Deve intendersi discriminatoria qualsiasi soluzione abitativa diretta esclusivamente a persone appartenenti a una stessa etnia, tanto più se realizzata in modo da ostacolare l’effettiva convivenza con la popolazione locale
Il 30 maggio 2015, con ordinanza della seconda sezione del Tribunale Civile di Roma, il Giudice ha riconosciuto «il carattere discriminatorio di natura indiretta della complessiva condotta di Roma Capitale […] che si concretizza nell’assegnazione degli alloggi del villaggio attrezzato La Barbuta», ordinando di conseguenza al Comune di Roma «la cessazione della suddetta condotta nel suo complesso, quale descritta in motivazione, e la rimozione dei relativi effetti».
In riferimento al «villaggio attrezzato» La Barbuta, realizzato nel 2012 dall’Amministrazione capitolina, nell’aprile dello stesso anno l’Associazione 21 luglio e l’ASGI (Associazione Studi Giuridici sull’Immigrazione) avevano promosso un’azione legale contro il Comune di Roma attraverso il sostegno dell’Open Society Foundations e il supporto di Amnesty International e del Centro Europeo per i Diritti dei Rom (ERRC).
Accolta pienamente la tesi espressa nel ricorso dalle due organizzazioni che hanno sostenuto come il “villaggio” La Barbuta debba considerarsi discriminatorio – e quindi illegittimo – già per il solo fatto di rappresentare una soluzione abitativa di grandi dimensioni rivolta a un gruppo etnico specifico e comunque priva dei caratteri tipici di un’azione positiva.
«Deve infatti intendersi discriminatoria qualsiasi soluzione abitativa di grandi dimensioni diretta esclusivamente a persone appartenenti a una stessa etnia, tanto più se realizzata, come nel caso dell’insediamento sito in località La Barbuta, in modo da ostacolare l’effettiva convivenza con la popolazione locale, l’accesso in condizione di reale parità ai servizi scolastici e socio-sanitari e situato in uno spazio dove è posta a serio rischio la salute delle persone ospitate al suo interno».
L’ 8 agosto 2012, pronunciandosi sull’istanza cautelare, il Tribunale di Roma aveva ritenuto che le circostanze esposte dalle due organizzazioni «concorrano nel rendere verosimile il carattere discriminatorio delle attività di assegnazione degli alloggi presso il campo denominato Nuova Barbuta». Il Tribunale di Roma, accogliendo la richiesta presentata dall’Associazione 21 luglio e dall’ASGI aveva pertanto ordinato «la sospensione delle procedure di assegnazione degli alloggi all’interno del villaggio attrezzato Nuova Barbuta fino alla definizione del procedimento sommario di cognizione».

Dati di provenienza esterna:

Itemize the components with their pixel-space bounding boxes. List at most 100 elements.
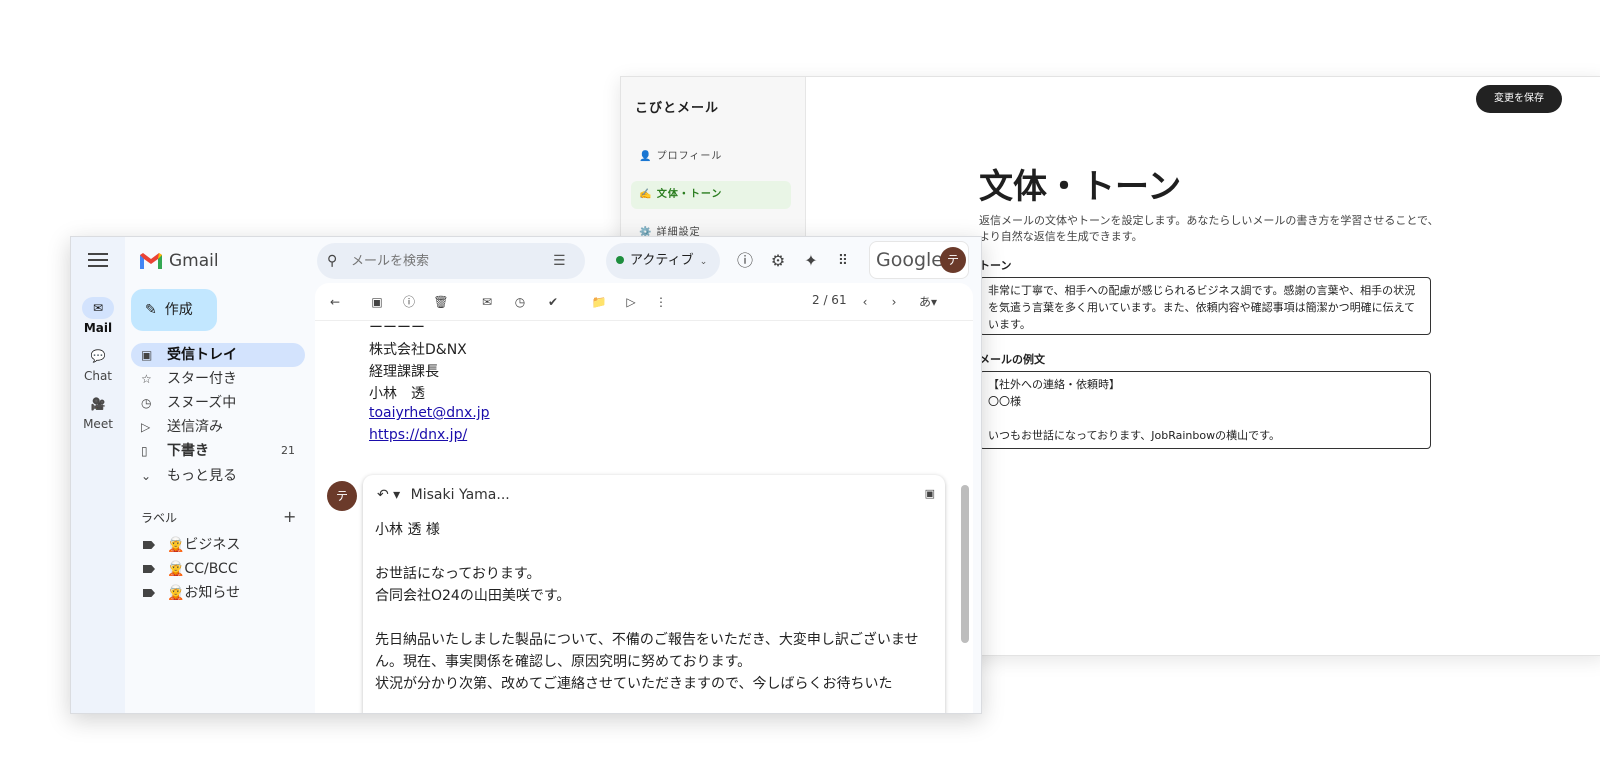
reply-recipient[interactable]: Misaki Yama... xyxy=(411,487,510,503)
message-view: ← ▣ ⓘ 🗑 ✉ ◷ ✔ 📁 ▷ ⋮ 2 / 61 ‹ › あ▾ ーーーー 株… xyxy=(315,283,973,713)
rail-chat-label: Chat xyxy=(83,369,113,383)
search-options-icon[interactable]: ☰ xyxy=(553,253,566,269)
signature-email-link[interactable]: toaiyrhet@dnx.jp xyxy=(369,405,490,421)
more-options-icon[interactable]: ⋮ xyxy=(651,292,671,312)
google-wordmark: Google xyxy=(876,249,944,271)
meet-icon: 🎥 xyxy=(90,397,106,411)
page-description: 返信メールの文体やトーンを設定します。あなたらしいメールの書き方を学習させること… xyxy=(979,214,1439,243)
label-business-text: 🧝ビジネス xyxy=(167,537,241,553)
app-rail: ✉ Mail 💬 Chat 🎥 Meet xyxy=(71,237,125,713)
rail-mail[interactable]: ✉ Mail xyxy=(71,297,125,335)
labels-heading: ラベル xyxy=(141,511,178,525)
gmail-logo-text: Gmail xyxy=(169,251,219,271)
rail-mail-label: Mail xyxy=(83,321,113,335)
message-scrollbar[interactable] xyxy=(961,485,969,643)
rail-chat[interactable]: 💬 Chat xyxy=(71,345,125,383)
reply-compose-box[interactable]: ↶ ▾ Misaki Yama... ▣ 小林 透 様 お世話になっております。… xyxy=(363,475,945,713)
label-icon[interactable]: ▷ xyxy=(621,292,641,312)
mark-unread-icon[interactable]: ✉ xyxy=(477,292,497,312)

Il 13 settembre 2012 lo stesso Tribunale, in diversa composizione, accogliendo il reclamo del Comune di Roma, aveva annullato la precedente sospensiva, consentendo così il trasferimento delle comunità rom forzatamente sgomberate nel nuovo insediamento.
Il 30 maggio 2015 il Tribunale Civile di Roma, definendo in primo grado il procedimento promosso da Associazione 21 luglio e ASGI ha riconosciuto le ragioni delle due organizzazioni e ha confermato, per la prima volta in Europa, il carattere discriminatorio di un “campo nomadi”, luogo ormai riconosciuto, anche a livello internazionale, come spazio di segregazione e di discriminazione su base etnica.
«Con una sentenza di grande pregio il Tribunale di Roma ha confermato l’illegittimità delle politiche abitative adottate dal governo centrale e da alcune amministrazioni locali nei confronti dei cittadini rom, riaffermando la necessità di superare non solo i “campi” ma anche qualsiasi altra politica abitativa finalizzata alla marginalizzazione e ghettizzazione del popolo rom» afferma l’ASGI.
Secondo l’Associazione 21 luglio «la sentenza rappresenta uno spartiacque decisivo, oltre il quale ogni azione del Comune di Roma deve indirizzarsi verso il definitivo superamento dei “campi” della Capitale». I “campi nomadi” vanno superati, «da oggi – aggiunge l’associazione – deve porsi fine all’immobilismo che ha caratterizzato sino ad ora l’Amministrazione Capitolina. In assenza di una repentina azione ci riserviamo ulteriori interventi per dare effetto immediato alla sentenza».